- Paradigms: Multi-paradigm: event-driven, reactive, dataflow, functional, imperative, object-oriented (prototype-based)
- Designed by: Leo Meyerovich, Arjun Guha, Jacob Baskin, Gregory Cooper, Michael Greenberg, Aleks Bromfield, Shriram Krishnamurthi
- First appeared: 2006; 20 years ago
- Stable release: 2.1 / 2 November 2009; 16 years ago
- Typing discipline: Dynamic, duck
- Implementation language: JavaScript
- Platform: Web browser
- License: BSD 3-clause
- Website: www.flapjax-lang.org

= Flapjax =

Flapjax is a programming language built on JavaScript.

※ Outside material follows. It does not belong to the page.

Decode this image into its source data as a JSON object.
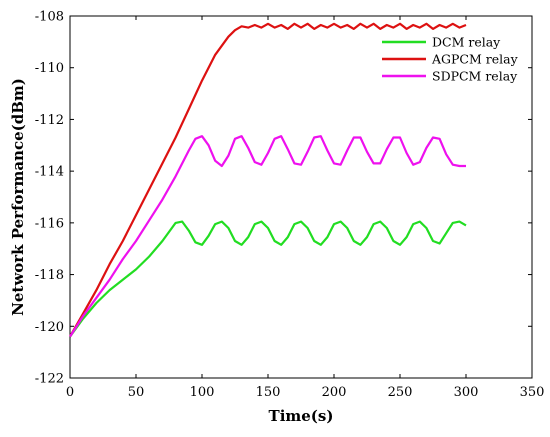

It provides a spreadsheet-like reactive programming, dataflow computing style, termed functional reactive programming, making it easy to create reactive web pages without the burden of callbacks and potentially inconsistent mutation. Flapjax can be viewed in two ways: either as a library, for use in regular JavaScript programs, or as a new language that the compiler converts into generic JavaScript. In either case, the resulting programs can be run in a regular web browser. Flapjax comes with persistent storage and a simple application programming interface (API) that masks the complexity of using Ajax, and sharing and access control (AC) for server data.

It is free and open-source software released under a 3-clause BSD license.

The Flapjax compiler is written in the language Haskell.